Figure 1: CT of a 70-year-old male patient showed, bilaterally, multiple and diffuse thickenings with a “ground glass” (GGO) pattern, and bilateral pulmonary interstitial-septal reticular thickenings, with bi-basal sub-pleural consolidations and fibrotic streaks. CT also showed a new, important, finding: a severe pneumomediastinum in all mediastinal compartments, most evident anteriorly, with evidence of concomitant soft tissue emphysema extending to the basal regions of the neck, bilaterally.


The clinical course of the Covid-19 infection is unpredictable and varies from asymptomatic or subclinical symptoms to severe disease, with development of acute respiratory failure and organ failure. Due to high sensitivity and rapid access, chest CT had an important role in diagnosis and management of Covid-19 infection. The causes of pneumomediastinum may also be related to the abrupt increase in intrathoracic pressure associated with Valsalva maneuver (cough, vomiting, vigorous activity) and subsequently rupture of the alveoli, followed by air dissection through the broncho vascular bundles into the mediastinum (Macklin’s effect) [4]. A possible explanation of the pneumomediastinum could be linked to a particular elasticity / fragility of the lung adjacent to the mediastinum, which, stressed by high pressure values induced by persistent coughing, tends to cause ruptures of preexisting subpleural “blebs”. Another hypothesis could be that the anterior pulmonary areas are those most stressed by the pressure increases induced by persistent cough, and all this, together with the syncytial metaplasia induced by Covid-19 disease, caused a pneumomediastinum [5]. Another important hypothesis to explain the pneumomediastinum can be traced back to the “lung entrapment” theory, which generates an increase in the elastic recoil pressures of the lung. The “lung entrapment” theory is related to the pathological situations in which the lung becomes rigid and unhelastic (such as broncho-obstruction athelettasy; Covid-19 disease), resulting in complete pulmonary parenchymal subversion and the onset of pneumomediastinum. Therefore, grouping together the concepts expressed above, I believe that there are three possible physio pathological explanations for the onset of pneumomediastinum:

I. “lung entrapment” theory, which includes an interstitial commitment, with a rigid and unhelastic lung.

II. “heavy” fan maneuvers (such as high flows).

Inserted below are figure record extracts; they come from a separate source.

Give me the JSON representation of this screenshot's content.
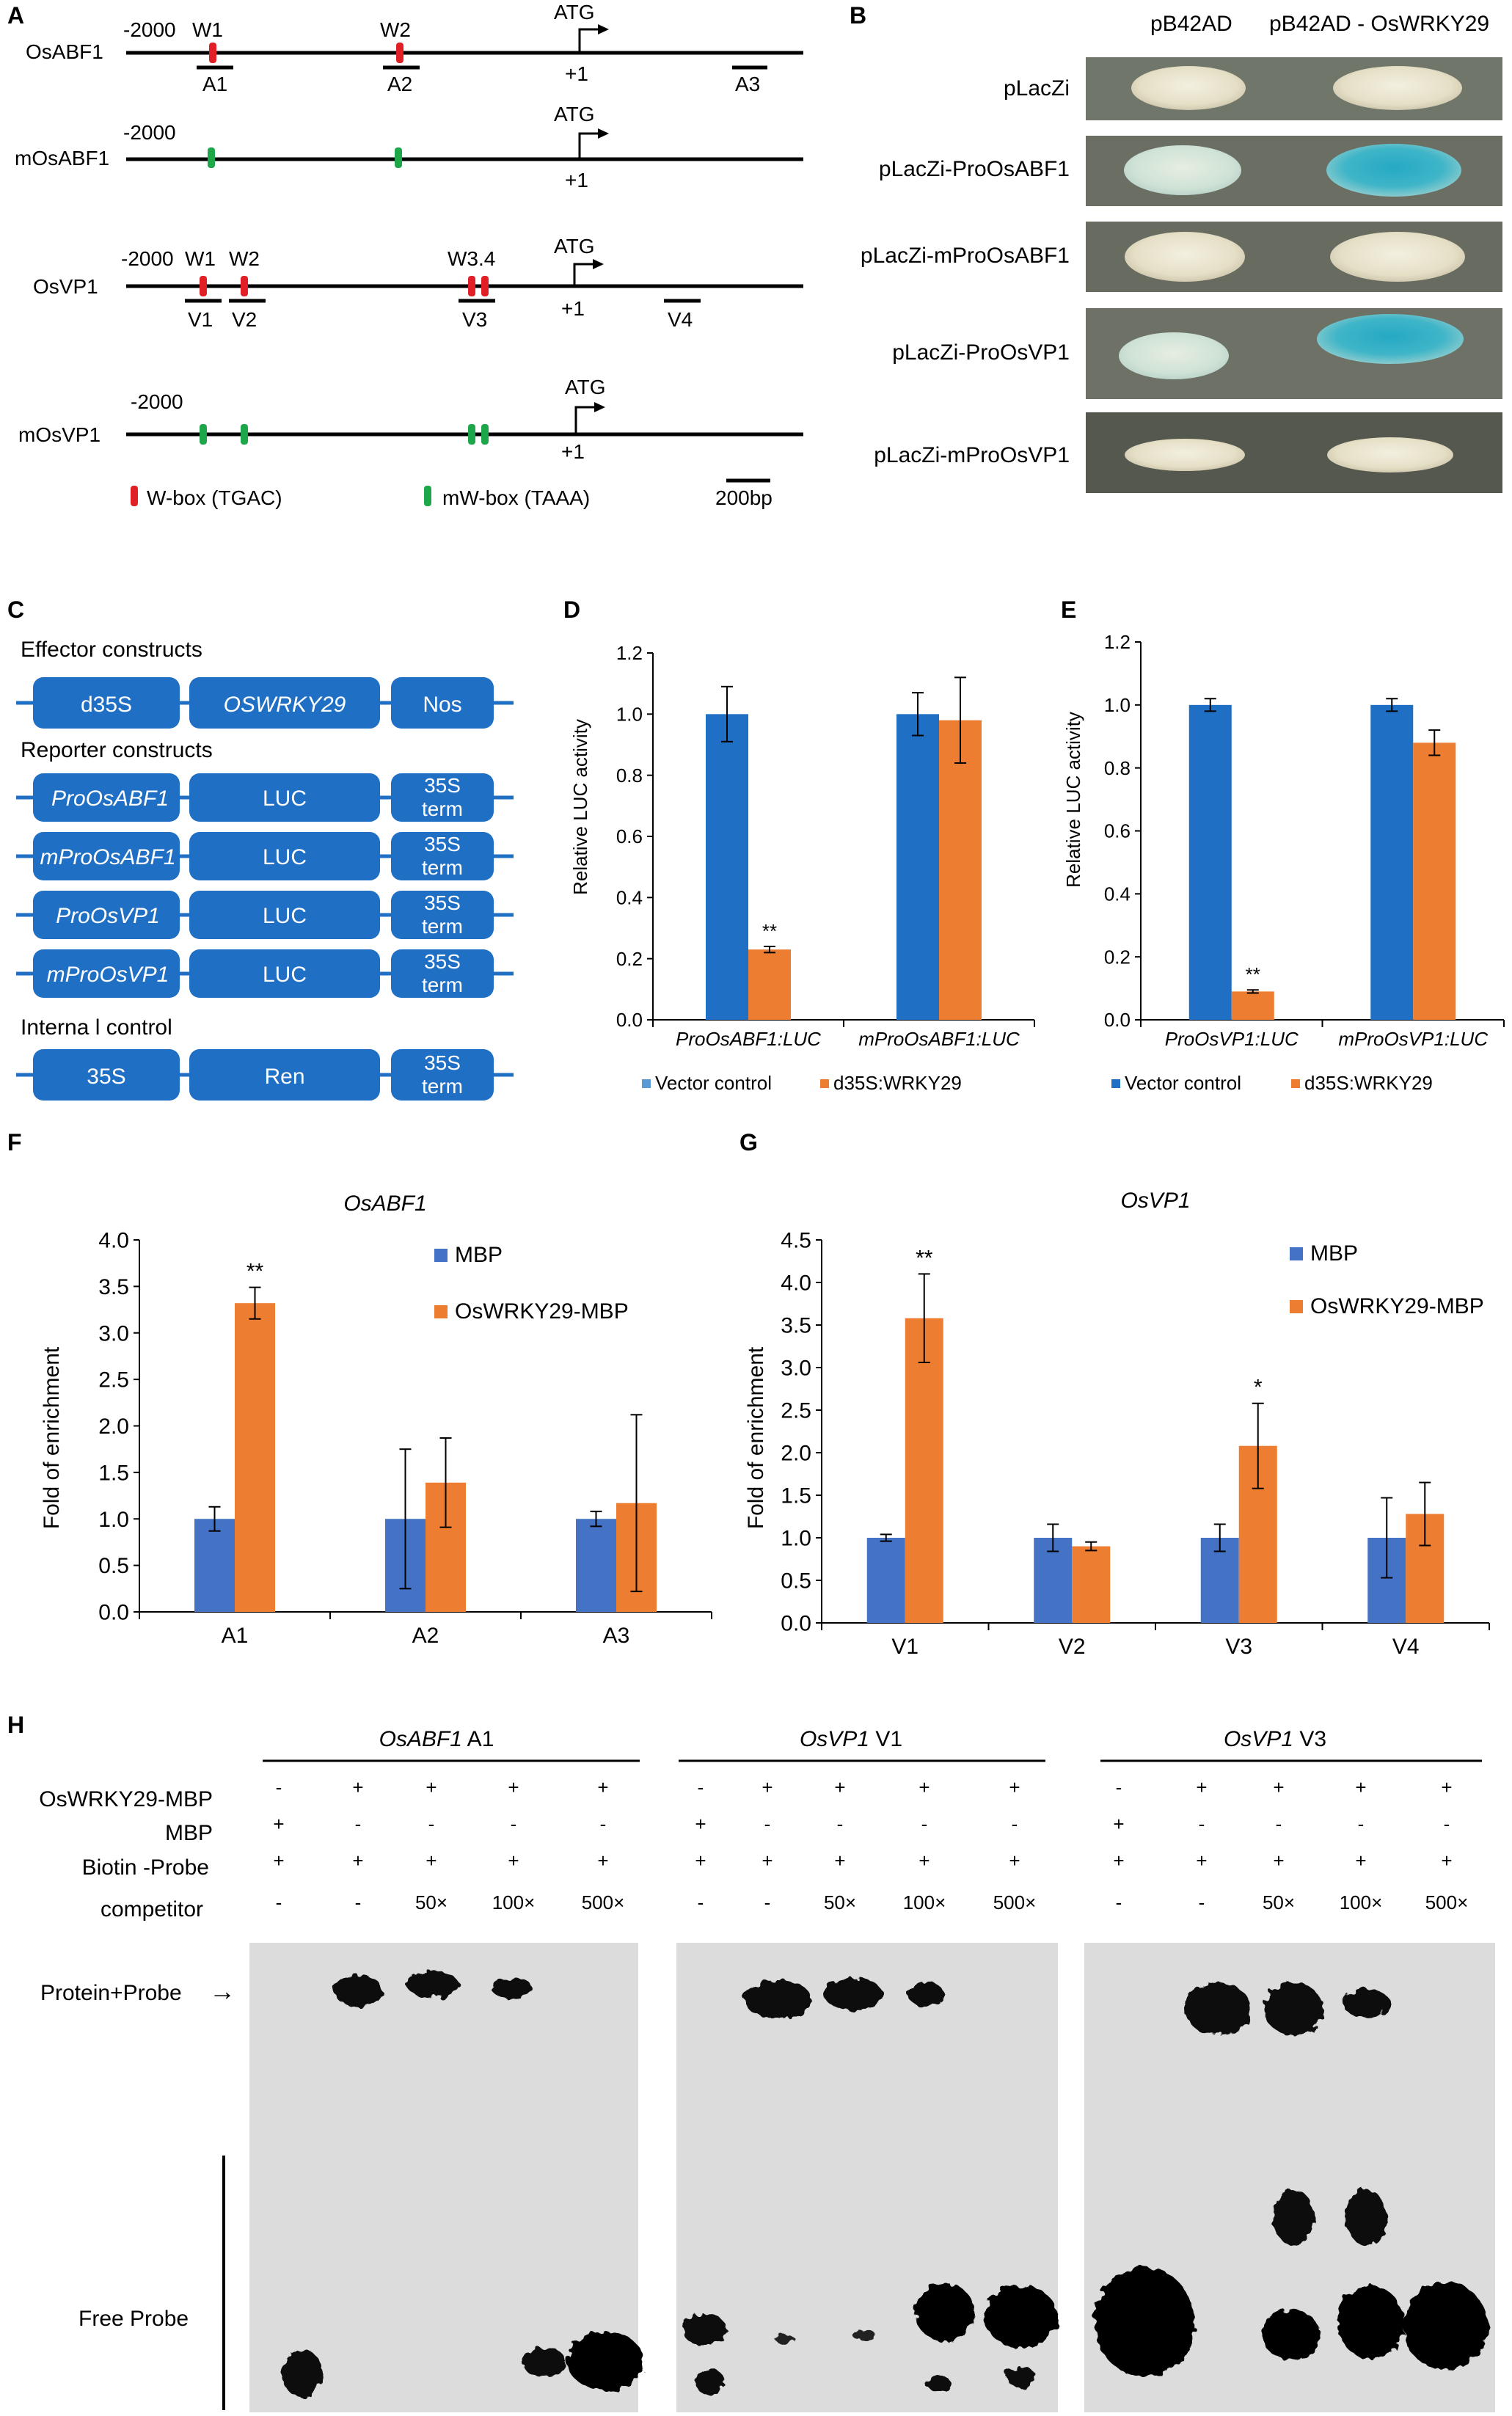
{
  "colors": {
    "red": "#e02026",
    "green": "#1ea64b",
    "blue_bar": "#1f6fc4",
    "orange_bar": "#ed7d31",
    "blue_bar_fg": "#4472c4",
    "box_blue": "#1f6fc4",
    "gel_bg": "#dcdcdc"
  },
  "panelA": {
    "letter": "A",
    "tracks": [
      {
        "name": "OsABF1",
        "start": "-2000",
        "atg": "ATG",
        "plus1": "+1",
        "boxes": [
          {
            "label": "W1"
          },
          {
            "label": "W2"
          }
        ],
        "regions": [
          "A1",
          "A2",
          "A3"
        ]
      },
      {
        "name": "mOsABF1",
        "start": "-2000",
        "atg": "ATG",
        "plus1": "+1"
      },
      {
        "name": "OsVP1",
        "start": "-2000",
        "w1": "W1",
        "w2": "W2",
        "w34": "W3.4",
        "atg": "ATG",
        "plus1": "+1",
        "regions": [
          "V1",
          "V2",
          "V3",
          "V4"
        ]
      },
      {
        "name": "mOsVP1",
        "start": "-2000",
        "atg": "ATG",
        "plus1": "+1"
      }
    ],
    "legend_wbox": "W-box (TGAC)",
    "legend_mwbox": "mW-box (TAAA)",
    "scale": "200bp"
  },
  "panelB": {
    "letter": "B",
    "col1": "pB42AD",
    "col2": "pB42AD - OsWRKY29",
    "rows": [
      "pLacZi",
      "pLacZi-ProOsABF1",
      "pLacZi-mProOsABF1",
      "pLacZi-ProOsVP1",
      "pLacZi-mProOsVP1"
    ]
  },
  "panelC": {
    "letter": "C",
    "effector_title": "Effector  constructs",
    "effector": [
      "d35S",
      "OSWRKY29",
      "Nos"
    ],
    "reporter_title": "Reporter constructs",
    "reporters": [
      "ProOsABF1",
      "mProOsABF1",
      "ProOsVP1",
      "mProOsVP1"
    ],
    "luc": "LUC",
    "term1": "35S",
    "term2": "term",
    "internal_title": "Interna l control",
    "internal": [
      "35S",
      "Ren"
    ]
  },
  "panelD": {
    "letter": "D",
    "ylabel": "Relative LUC activity",
    "yticks": [
      "0.0",
      "0.2",
      "0.4",
      "0.6",
      "0.8",
      "1.0",
      "1.2"
    ],
    "legend": [
      "Vector control",
      "d35S:WRKY29"
    ]
  },
  "panelE": {
    "letter": "E",
    "ylabel": "Relative LUC activity",
    "yticks": [
      "0.0",
      "0.2",
      "0.4",
      "0.6",
      "0.8",
      "1.0",
      "1.2"
    ],
    "legend": [
      "Vector control",
      "d35S:WRKY29"
    ]
  },
  "panelF": {
    "letter": "F",
    "title": "OsABF1",
    "ylabel": "Fold of enrichment",
    "yticks": [
      "0.0",
      "0.5",
      "1.0",
      "1.5",
      "2.0",
      "2.5",
      "3.0",
      "3.5",
      "4.0"
    ],
    "legend": [
      "MBP",
      "OsWRKY29-MBP"
    ]
  },
  "panelG": {
    "letter": "G",
    "title": "OsVP1",
    "ylabel": "Fold of enrichment",
    "yticks": [
      "0.0",
      "0.5",
      "1.0",
      "1.5",
      "2.0",
      "2.5",
      "3.0",
      "3.5",
      "4.0",
      "4.5"
    ],
    "legend": [
      "MBP",
      "OsWRKY29-MBP"
    ]
  },
  "panelH": {
    "letter": "H",
    "groups": [
      {
        "gene": "OsABF1",
        "site": " A1"
      },
      {
        "gene": "OsVP1",
        "site": " V1"
      },
      {
        "gene": "OsVP1",
        "site": " V3"
      }
    ],
    "row_labels": [
      "OsWRKY29-MBP",
      "MBP",
      "Biotin -Probe",
      "competitor"
    ],
    "lanes": {
      "wrky": [
        "-",
        "+",
        "+",
        "+",
        "+"
      ],
      "mbp": [
        "+",
        "-",
        "-",
        "-",
        "-"
      ],
      "probe": [
        "+",
        "+",
        "+",
        "+",
        "+"
      ],
      "comp": [
        "-",
        "-",
        "50×",
        "100×",
        "500×"
      ]
    },
    "protein_probe": "Protein+Probe",
    "arrow": "→",
    "free_probe": "Free Probe"
  },
  "chart_data": [
    {
      "panel": "D",
      "type": "bar",
      "categories": [
        "ProOsABF1:LUC",
        "mProOsABF1:LUC"
      ],
      "series": [
        {
          "name": "Vector control",
          "values": [
            1.0,
            1.0
          ],
          "errors": [
            0.09,
            0.07
          ]
        },
        {
          "name": "d35S:WRKY29",
          "values": [
            0.23,
            0.98
          ],
          "errors": [
            0.01,
            0.14
          ]
        }
      ],
      "annotations": [
        {
          "category": "ProOsABF1:LUC",
          "series": "d35S:WRKY29",
          "text": "**"
        }
      ],
      "ylabel": "Relative LUC activity",
      "ylim": [
        0,
        1.2
      ]
    },
    {
      "panel": "E",
      "type": "bar",
      "categories": [
        "ProOsVP1:LUC",
        "mProOsVP1:LUC"
      ],
      "series": [
        {
          "name": "Vector control",
          "values": [
            1.0,
            1.0
          ],
          "errors": [
            0.02,
            0.02
          ]
        },
        {
          "name": "d35S:WRKY29",
          "values": [
            0.09,
            0.88
          ],
          "errors": [
            0.005,
            0.04
          ]
        }
      ],
      "annotations": [
        {
          "category": "ProOsVP1:LUC",
          "series": "d35S:WRKY29",
          "text": "**"
        }
      ],
      "ylabel": "Relative LUC activity",
      "ylim": [
        0,
        1.2
      ]
    },
    {
      "panel": "F",
      "type": "bar",
      "title": "OsABF1",
      "categories": [
        "A1",
        "A2",
        "A3"
      ],
      "series": [
        {
          "name": "MBP",
          "values": [
            1.0,
            1.0,
            1.0
          ],
          "errors": [
            0.13,
            0.75,
            0.08
          ]
        },
        {
          "name": "OsWRKY29-MBP",
          "values": [
            3.32,
            1.39,
            1.17
          ],
          "errors": [
            0.17,
            0.48,
            0.95
          ]
        }
      ],
      "annotations": [
        {
          "category": "A1",
          "series": "OsWRKY29-MBP",
          "text": "**"
        }
      ],
      "ylabel": "Fold of enrichment",
      "ylim": [
        0,
        4.0
      ]
    },
    {
      "panel": "G",
      "type": "bar",
      "title": "OsVP1",
      "categories": [
        "V1",
        "V2",
        "V3",
        "V4"
      ],
      "series": [
        {
          "name": "MBP",
          "values": [
            1.0,
            1.0,
            1.0,
            1.0
          ],
          "errors": [
            0.04,
            0.16,
            0.16,
            0.47
          ]
        },
        {
          "name": "OsWRKY29-MBP",
          "values": [
            3.58,
            0.9,
            2.08,
            1.28
          ],
          "errors": [
            0.52,
            0.05,
            0.5,
            0.37
          ]
        }
      ],
      "annotations": [
        {
          "category": "V1",
          "series": "OsWRKY29-MBP",
          "text": "**"
        },
        {
          "category": "V3",
          "series": "OsWRKY29-MBP",
          "text": "*"
        }
      ],
      "ylabel": "Fold of enrichment",
      "ylim": [
        0,
        4.5
      ]
    }
  ]
}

III. embolic vascular defect: in case of Covid-19 bilateral pneumonia, the pathological mechanisms of the pulmonary vascular district (thrombotic and hemorrhages) can increase the weight of the lungs, resulting in a reduction in the relative elastic lung capacity (reduction of compliance). This condition, together with the interstitial inflammatory mechanisms, could result in a greater weight load on some pleural districts (based on the extent and localization of disease), and if this mechanism with respiratory acts exceeds the resistance capacity of the negative pressure in force between the pleural leaflets, the pleura can yield, determining (even with the complicity and the additional stress of ventilation manoeuvres even at “soft” pressures) a find of pneumomediastinum that feeds on its own over time.


Computed Tomography is important not only in the early stages of Covid-19 diagnosis, but also in the evaluation of complications and concomitant pathologies during the subsequent course of the disease, orienting toward the best clinical management/outcome for the patient.